Die drei Veranstaltungsräume von zeitraumexit liegen in einem alten Industriegebäude mitten im Mannheimer Szene- und Ausgehviertel Jungbusch. Als gemeinnützige Einrichtung und vom Land Baden-Württemberg anerkanntes soziokulturelles Zentrum nutzen wir künstlerische Methoden, um das Gemeinschaftliche im Gemeinwesen und das Gesellige der Gesellschaft, in der wir leben, zu stärken. We call it Social Body Building. Dabei bilden wir Allianzen mit sozialen, pädagogischen und politischen Initiativen der Stadt und beziehen die Erfahrung der sozialen Arbeit, die Erkenntnisse der Sozialwissenschaft und die aktuellen ästhetischen Strömungen mit ein. Es ist der Versuch, ausgehend von der künstlerischen Auseinandersetzung mit sozialer Verantwortung und politischer Zeitgenossenschaft, eine Arbeitsweise zwischen den Methoden der sozialen Arbeit und den Methoden der Kunst zu finden.

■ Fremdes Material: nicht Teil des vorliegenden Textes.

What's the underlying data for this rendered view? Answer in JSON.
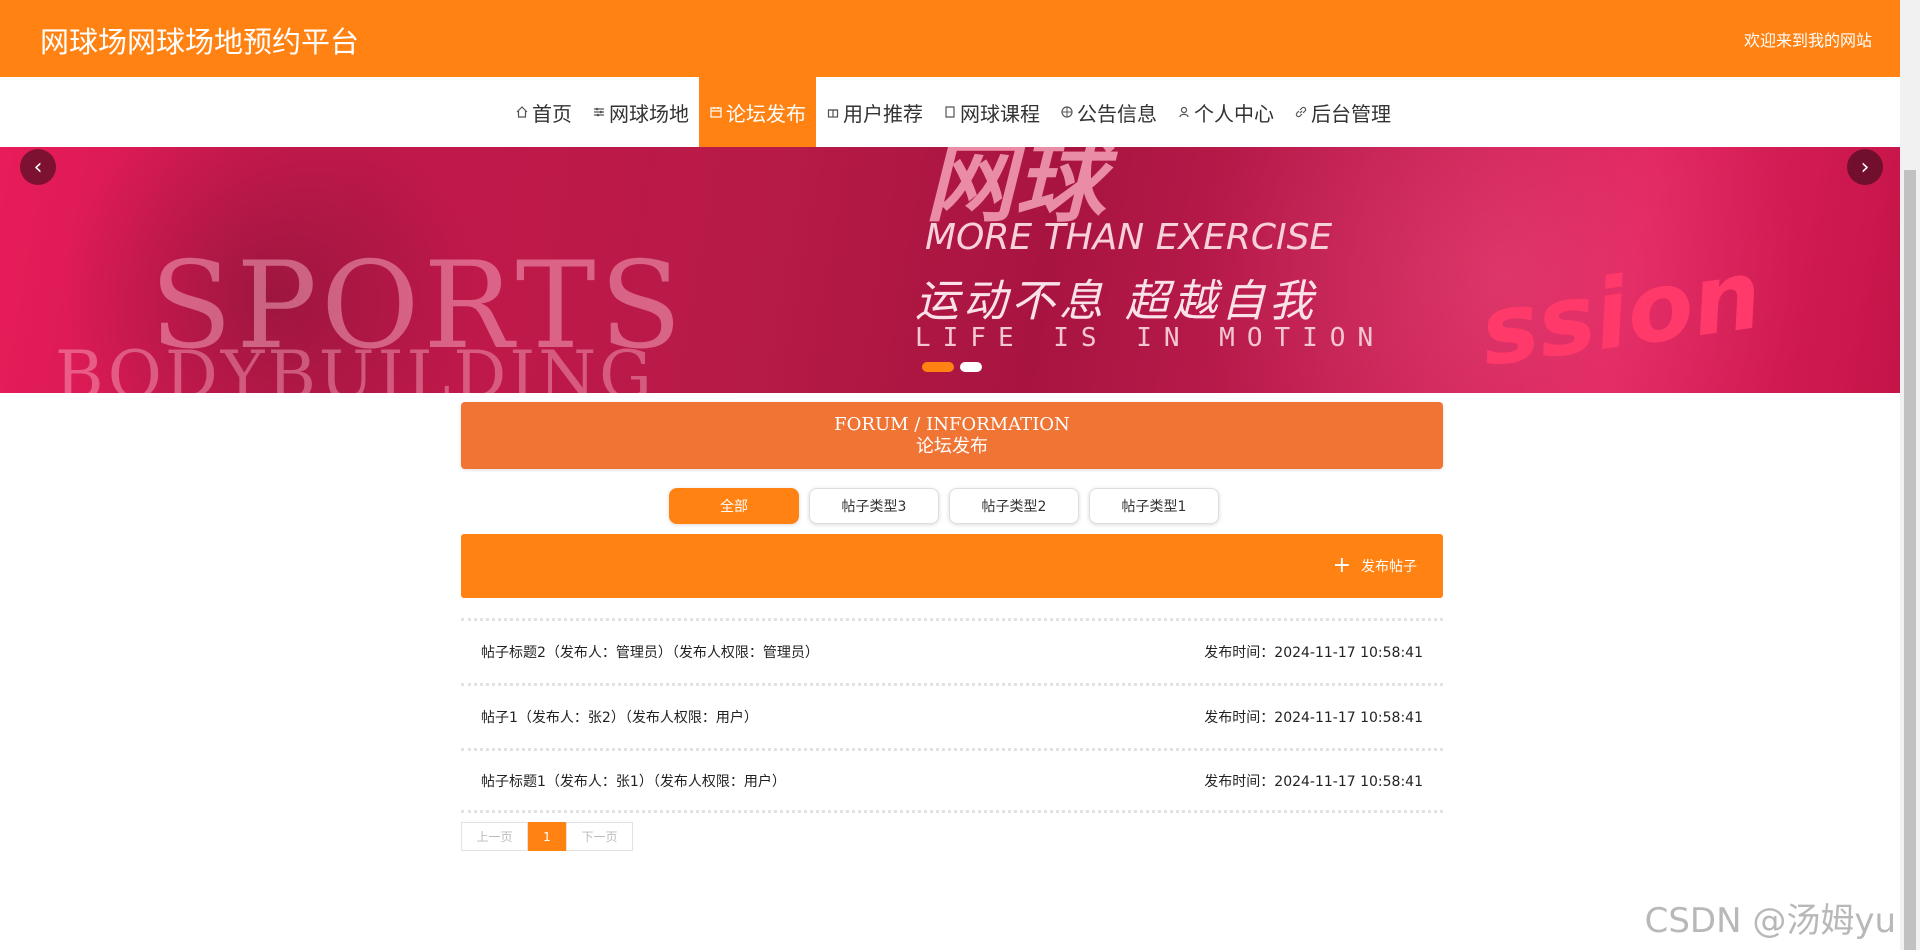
{
  "header": {
    "title": "网球场网球场地预约平台",
    "welcome": "欢迎来到我的网站"
  },
  "nav": {
    "items": [
      {
        "label": "首页",
        "icon": "home-icon"
      },
      {
        "label": "网球场地",
        "icon": "sliders-icon"
      },
      {
        "label": "论坛发布",
        "icon": "calendar-icon",
        "active": true
      },
      {
        "label": "用户推荐",
        "icon": "gift-icon"
      },
      {
        "label": "网球课程",
        "icon": "file-icon"
      },
      {
        "label": "公告信息",
        "icon": "globe-icon"
      },
      {
        "label": "个人中心",
        "icon": "user-icon"
      },
      {
        "label": "后台管理",
        "icon": "link-icon"
      }
    ]
  },
  "banner": {
    "text_sports": "SPORTS",
    "text_body": "BODYBUILDING",
    "text_cn_big": "网球",
    "text_more": "MORE THAN EXERCISE",
    "text_slogan": "运动不息 超越自我",
    "text_life": "LIFE IS IN MOTION",
    "text_brand": "ssion",
    "prev_label": "‹",
    "next_label": "›"
  },
  "section": {
    "title_en": "FORUM / INFORMATION",
    "title_cn": "论坛发布"
  },
  "filters": [
    "全部",
    "帖子类型3",
    "帖子类型2",
    "帖子类型1"
  ],
  "toolbar": {
    "publish_plus": "+",
    "publish_label": "发布帖子"
  },
  "posts": [
    {
      "title": "帖子标题2（发布人：管理员）（发布人权限：管理员）",
      "time": "发布时间：2024-11-17 10:58:41"
    },
    {
      "title": "帖子1（发布人：张2）（发布人权限：用户）",
      "time": "发布时间：2024-11-17 10:58:41"
    },
    {
      "title": "帖子标题1（发布人：张1）（发布人权限：用户）",
      "time": "发布时间：2024-11-17 10:58:41"
    }
  ],
  "pager": {
    "prev": "上一页",
    "current": "1",
    "next": "下一页"
  },
  "watermark": "CSDN @汤姆yu",
  "colors": {
    "primary": "#ff8212",
    "section_header": "#f07535"
  }
}
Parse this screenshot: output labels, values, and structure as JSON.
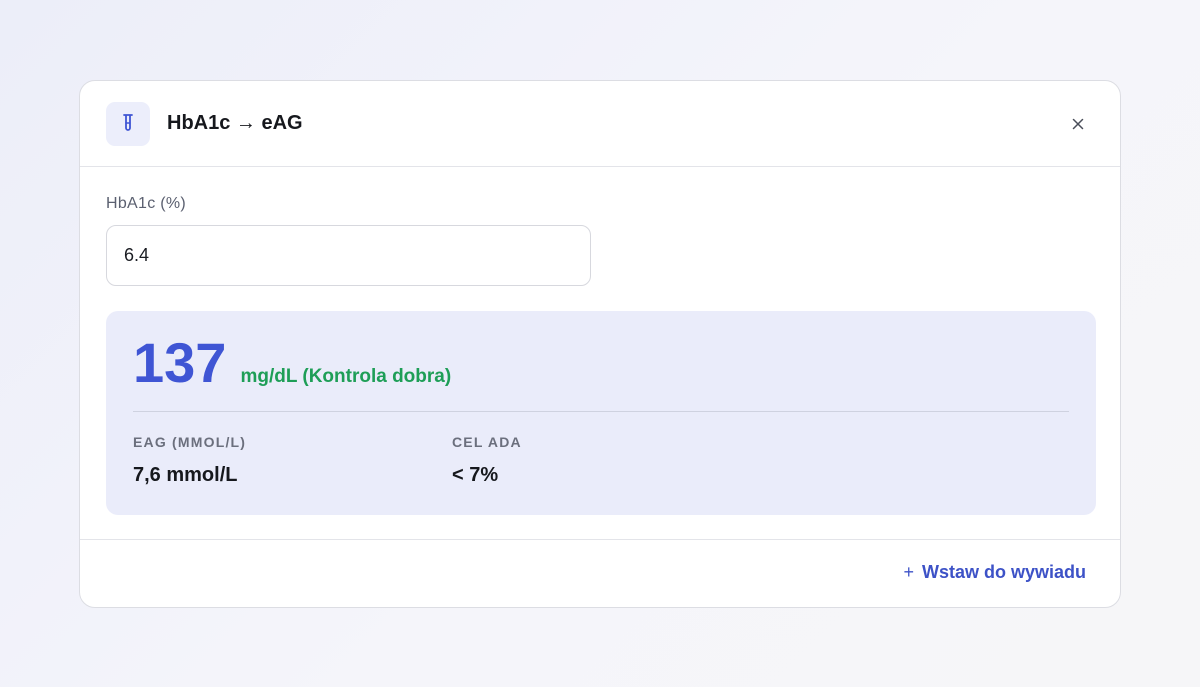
{
  "dialog": {
    "title": "HbA1c → eAG",
    "icon": "test-tube-icon",
    "close_icon": "close-icon"
  },
  "input": {
    "label": "HbA1c (%)",
    "value": "6.4"
  },
  "result": {
    "value": "137",
    "unit_status": "mg/dL (Kontrola dobra)",
    "accent_color": "#3f55d4",
    "status_color": "#1e9e57",
    "stats": [
      {
        "label": "EAG (MMOL/L)",
        "value": "7,6 mmol/L"
      },
      {
        "label": "CEL ADA",
        "value": "< 7%"
      }
    ]
  },
  "footer": {
    "plus_icon": "plus-icon",
    "insert_label": "Wstaw do wywiadu"
  }
}
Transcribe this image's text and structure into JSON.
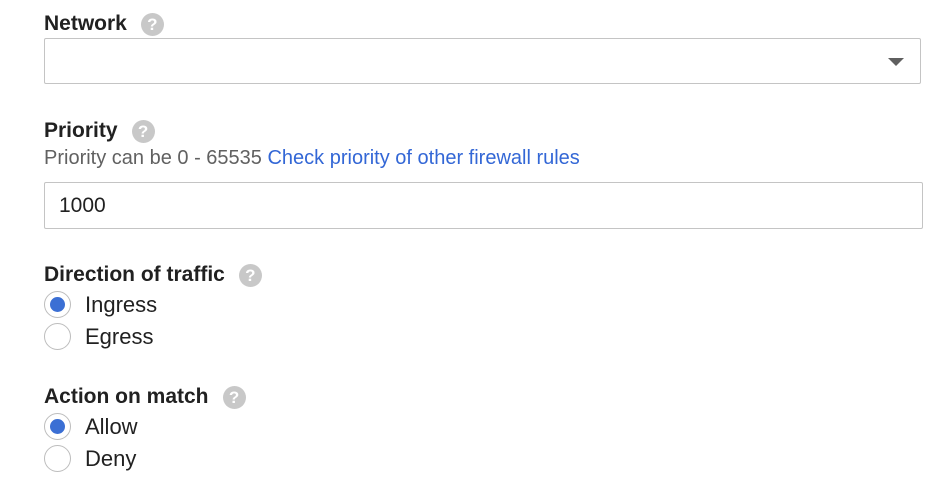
{
  "network": {
    "label": "Network",
    "help_icon": "question-mark-icon",
    "selected_value": "",
    "caret_icon": "caret-down-icon"
  },
  "priority": {
    "label": "Priority",
    "help_icon": "question-mark-icon",
    "hint_text": "Priority can be 0 - 65535",
    "hint_link": "Check priority of other firewall rules",
    "value": "1000"
  },
  "direction": {
    "label": "Direction of traffic",
    "help_icon": "question-mark-icon",
    "options": [
      {
        "label": "Ingress",
        "checked": true
      },
      {
        "label": "Egress",
        "checked": false
      }
    ]
  },
  "action": {
    "label": "Action on match",
    "help_icon": "question-mark-icon",
    "options": [
      {
        "label": "Allow",
        "checked": true
      },
      {
        "label": "Deny",
        "checked": false
      }
    ]
  },
  "colors": {
    "link": "#3367d6",
    "radio_selected": "#3b6fd4",
    "help_icon_bg": "#c8c8c8"
  }
}
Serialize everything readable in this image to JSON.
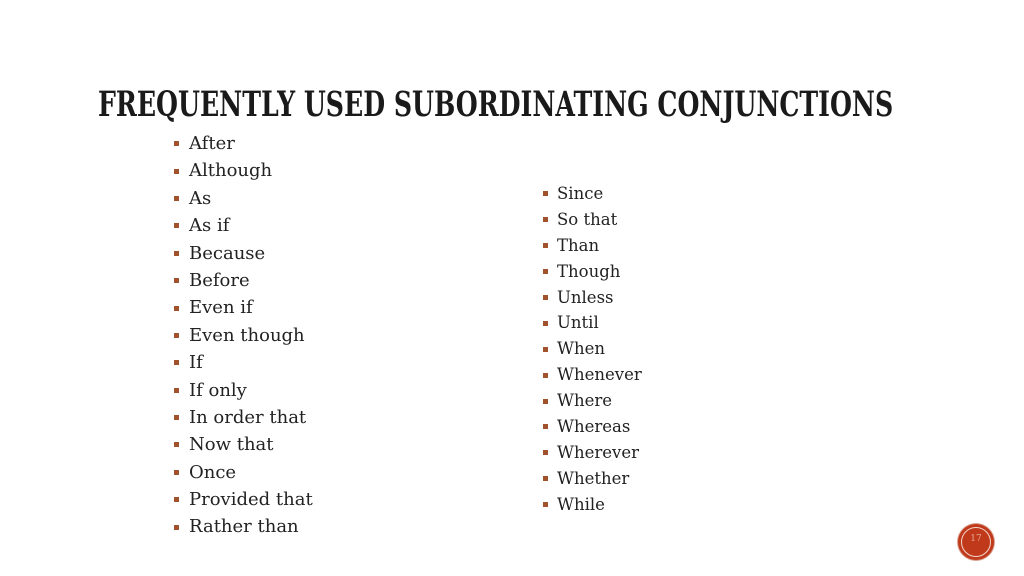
{
  "slide": {
    "title": "FREQUENTLY USED SUBORDINATING CONJUNCTIONS",
    "accent_color": "#c0391b",
    "bullet_color": "#a0522d",
    "column_left": [
      "After",
      "Although",
      "As",
      "As if",
      "Because",
      "Before",
      "Even if",
      "Even though",
      "If",
      "If only",
      "In order that",
      "Now that",
      "Once",
      "Provided that",
      "Rather than"
    ],
    "column_right": [
      "Since",
      "So that",
      "Than",
      "Though",
      "Unless",
      "Until",
      "When",
      "Whenever",
      "Where",
      "Whereas",
      "Wherever",
      "Whether",
      "While"
    ],
    "slide_number": "17"
  }
}
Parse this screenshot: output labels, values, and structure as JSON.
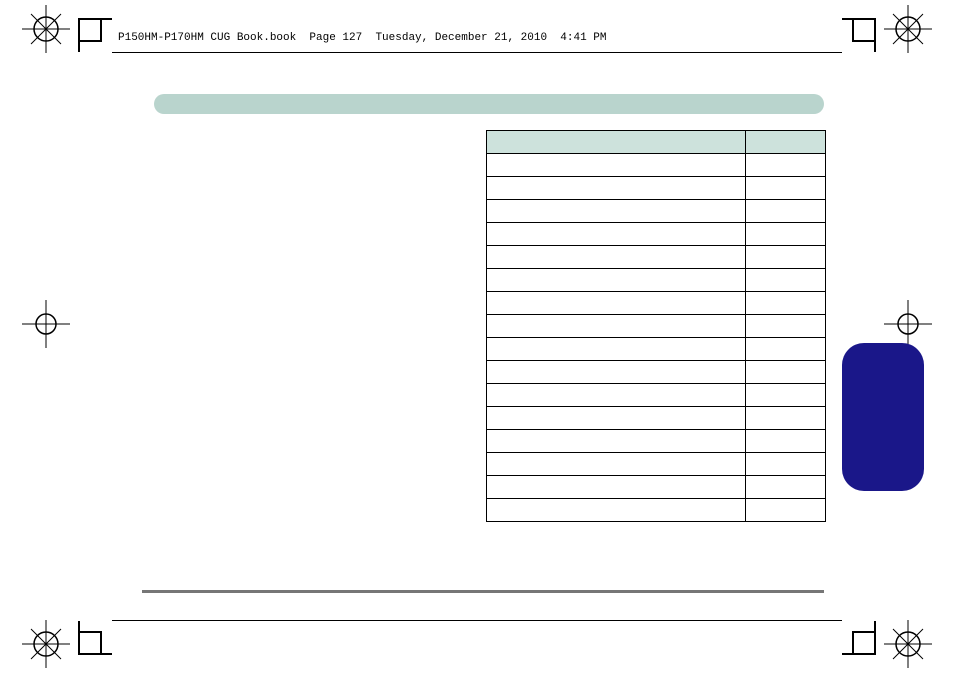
{
  "header": {
    "text": "P150HM-P170HM CUG Book.book  Page 127  Tuesday, December 21, 2010  4:41 PM"
  },
  "section": {
    "title": ""
  },
  "table": {
    "headers": [
      "",
      ""
    ],
    "rows": [
      [
        "",
        ""
      ],
      [
        "",
        ""
      ],
      [
        "",
        ""
      ],
      [
        "",
        ""
      ],
      [
        "",
        ""
      ],
      [
        "",
        ""
      ],
      [
        "",
        ""
      ],
      [
        "",
        ""
      ],
      [
        "",
        ""
      ],
      [
        "",
        ""
      ],
      [
        "",
        ""
      ],
      [
        "",
        ""
      ],
      [
        "",
        ""
      ],
      [
        "",
        ""
      ],
      [
        "",
        ""
      ],
      [
        "",
        ""
      ]
    ]
  },
  "tab": {
    "label": ""
  }
}
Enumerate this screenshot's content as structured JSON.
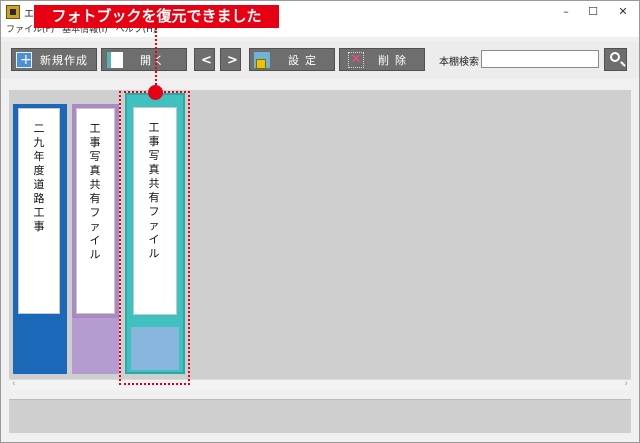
{
  "window": {
    "title": "エ",
    "min_label": "–",
    "max_label": "☐",
    "close_label": "✕"
  },
  "menu": {
    "items": [
      "ファイル(F)",
      "基本情報(I)",
      "ヘルプ(H)"
    ]
  },
  "callout": {
    "text": "フォトブックを復元できました",
    "color": "#e60012"
  },
  "toolbar": {
    "new_label": "新規作成",
    "open_label": "開く",
    "prev_label": "<",
    "next_label": ">",
    "settings_label": "設定",
    "delete_label": "削除",
    "delete_icon": "✕",
    "search_label": "本棚検索",
    "search_value": ""
  },
  "shelf": {
    "scroll_left": "‹",
    "scroll_right": "›",
    "binders": [
      {
        "title": "二九年度 道路工事",
        "color": "#1b68b8"
      },
      {
        "title": "工事写真 共有ファイル",
        "color": "#a98bc4"
      },
      {
        "title": "工事写真 共有ファイル",
        "color": "#3fc1c0",
        "selected": true
      }
    ]
  }
}
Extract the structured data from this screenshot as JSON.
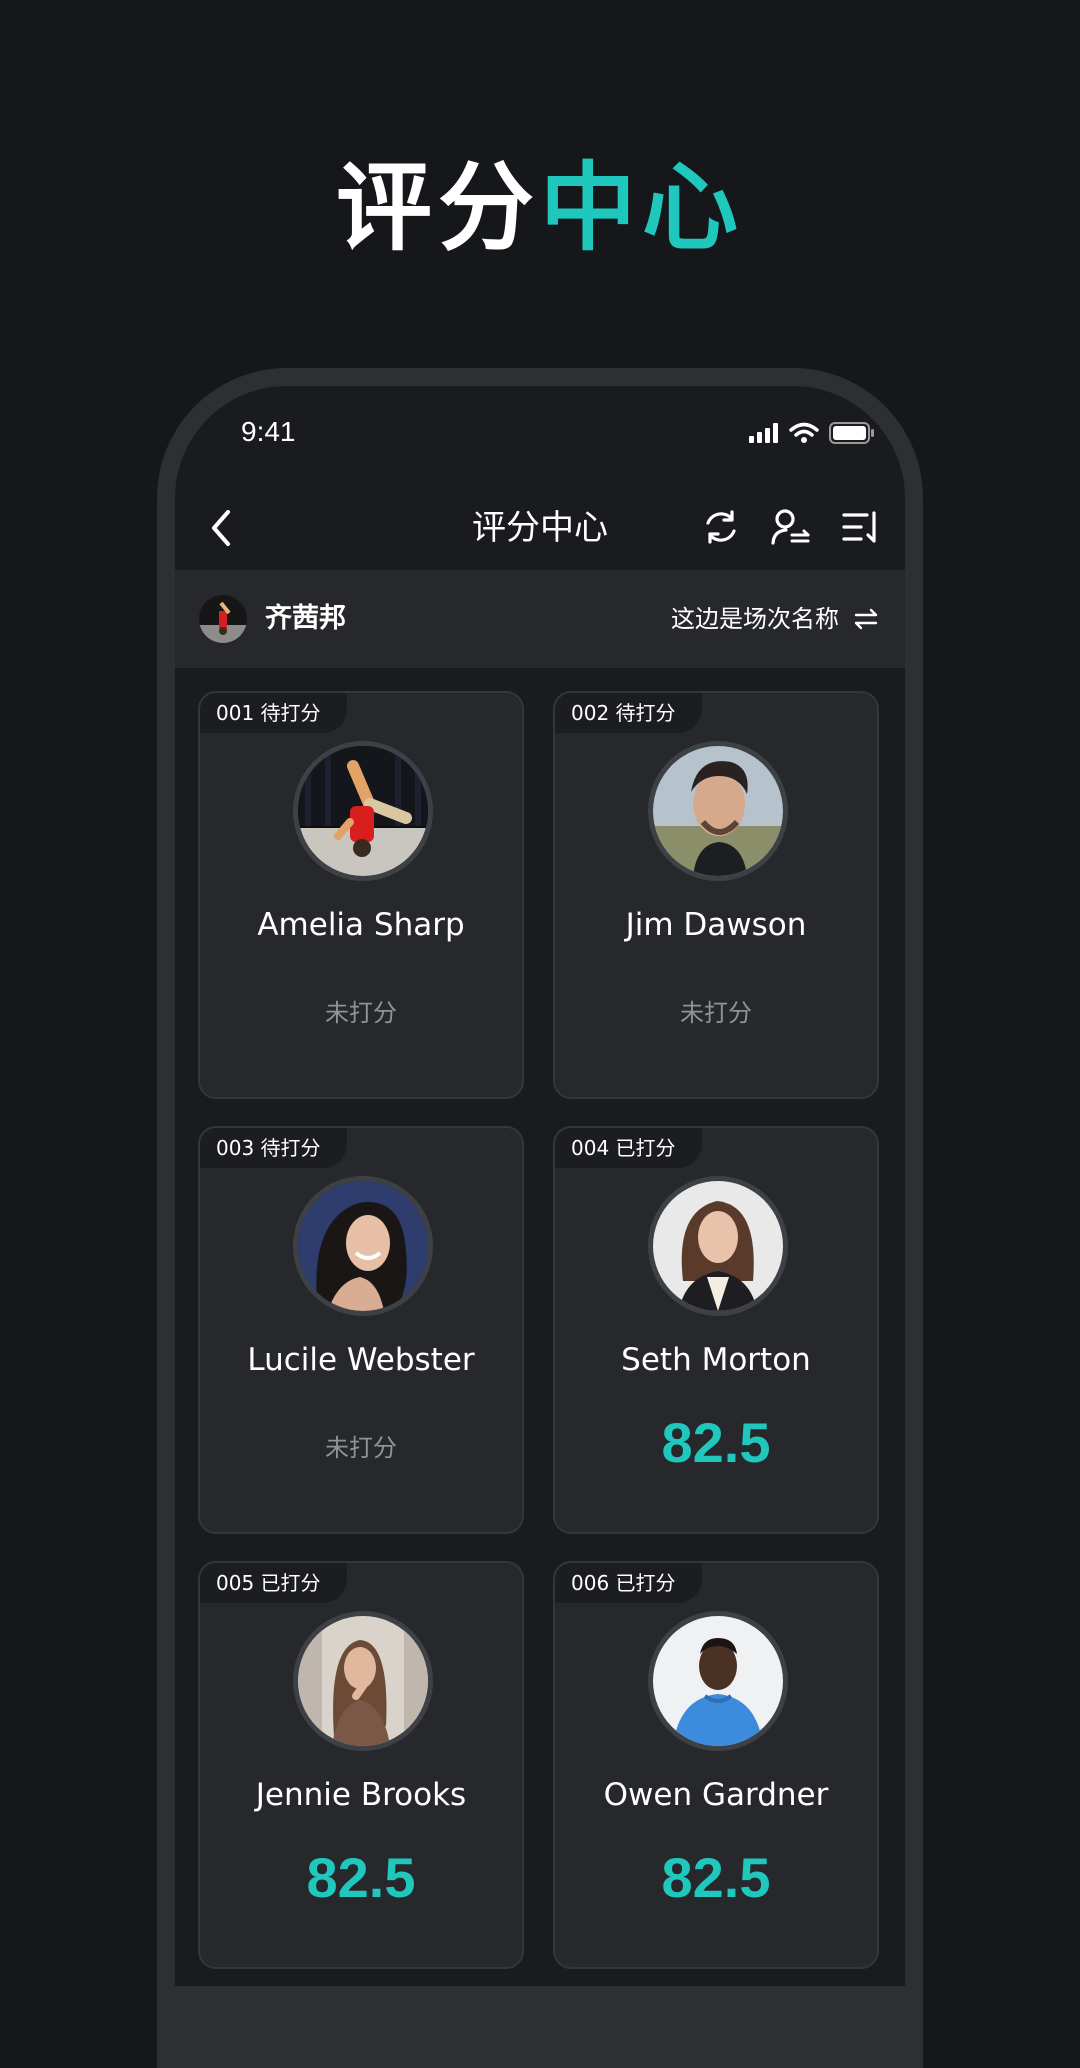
{
  "colors": {
    "background": "#16171b",
    "accent": "#1fc7bc",
    "card": "#26282c",
    "muted_text": "#8f9296"
  },
  "hero": {
    "title_part1": "评分",
    "title_part2": "中心"
  },
  "status_bar": {
    "time": "9:41",
    "icons": [
      "signal-icon",
      "wifi-icon",
      "battery-icon"
    ]
  },
  "nav": {
    "title": "评分中心",
    "back_icon": "chevron-left-icon",
    "actions": [
      "refresh-icon",
      "user-switch-icon",
      "sort-icon"
    ]
  },
  "judge": {
    "name": "齐茜邦",
    "session_name": "这边是场次名称",
    "switch_icon": "swap-arrows-icon"
  },
  "contestants": [
    {
      "tag": "001 待打分",
      "name": "Amelia Sharp",
      "status": "未打分",
      "score": null
    },
    {
      "tag": "002 待打分",
      "name": "Jim Dawson",
      "status": "未打分",
      "score": null
    },
    {
      "tag": "003 待打分",
      "name": "Lucile Webster",
      "status": "未打分",
      "score": null
    },
    {
      "tag": "004 已打分",
      "name": "Seth Morton",
      "status": null,
      "score": "82.5"
    },
    {
      "tag": "005 已打分",
      "name": "Jennie Brooks",
      "status": null,
      "score": "82.5"
    },
    {
      "tag": "006 已打分",
      "name": "Owen Gardner",
      "status": null,
      "score": "82.5"
    }
  ]
}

Von 2018 bis 2022 nimmt zeitraumexit als eines von zwölf soziokulturellen Zentren in der Bundesrepublik Teil am Modellprogramm „UTOPOLIS – Soziokultur im Quartier“.

 

GASTFREUNDSCHAFT

 

zeitraumexit wird unterhalten und gestaltet von einem Team leidenschaftlicher Gastgeber*innen. Die meisten Mitarbeiter*innen waren zuerst Gäste, dann Fans und erst danach Angestellte, freie oder ehrenamtliche Mitarbeiter*innen. Wir pflegen die Ideale der Gastfreundschaft gegenüber unseren Besucher*innen und gegenüber den Menschen, die bei zeitraumexit arbeiten oder feiern. Gemeinsame Essen, begleitete Vorstellungsbesuche, Gespräche mit Künstler*innen und Mitarbeiter*innen, das Abhängen nach der Schule im Hof und unangemeldete Hausbesuche gehören zum Programm. In dem Residenzprogramm „Gastarbeiten“ laden wir Künstler*innen und andere Akteur*innen ein, ergebnisoffen bei uns zu arbeiten. Unsere Räume stellen wir nach Möglichkeiten jedem zur Verfügung, sowohl für kommerzielle Anmietungen wie für spontane Notsituationen.

 

VERTRAUENSBILDENDE MASSNAHMEN

 

zeitraumexit ist eine private, gemeinnützige Kultureinrichtung. Unsere Arbeit wird fast ausschließlich aus den Kulturhaushalten der öffentlichen Hand finanziert. Die Stadt Mannheim unterstützt in institutioneller Förderung das Künstler*innenhaus mit etwa einem Drittel der Betriebskosten. Zwei Drittel der Betriebskosten sowie die Mittel für das gesamte Programm werden über Förderprogramme des Landes Baden-Württemberg, der Bundesregierung sowie privater und öffentlicher Stiftungen und Unternehmen im In- und Ausland eingeworben. Aus der öffentlichen Finanzierung unserer Arbeit bei gleichzeitiger privater Trägerschaft erwächst eine politische Verantwortung. Dieser Verantwortung versuchen wir einerseits durch die Politisierung der Institution und die Hinterfragung des Verhältnisses von akademischer Kunst und öffentlichem Interesse in eigenen Projekten gerecht zu werden. Dazu zählt auch, dass wir unsere Besucher*innen einladen, den Eintrittspreis bei jedem Besuch selbst zu bestimmen. Zum anderen unterstützen wir politische und soziale Anliegen durch Kooperationen und indem wir unsere Ressourcen zur Verfügung stellen.

 

zeitraumexit gehört zur Initiativgruppe der Mannheimer Erklärung der Vielen.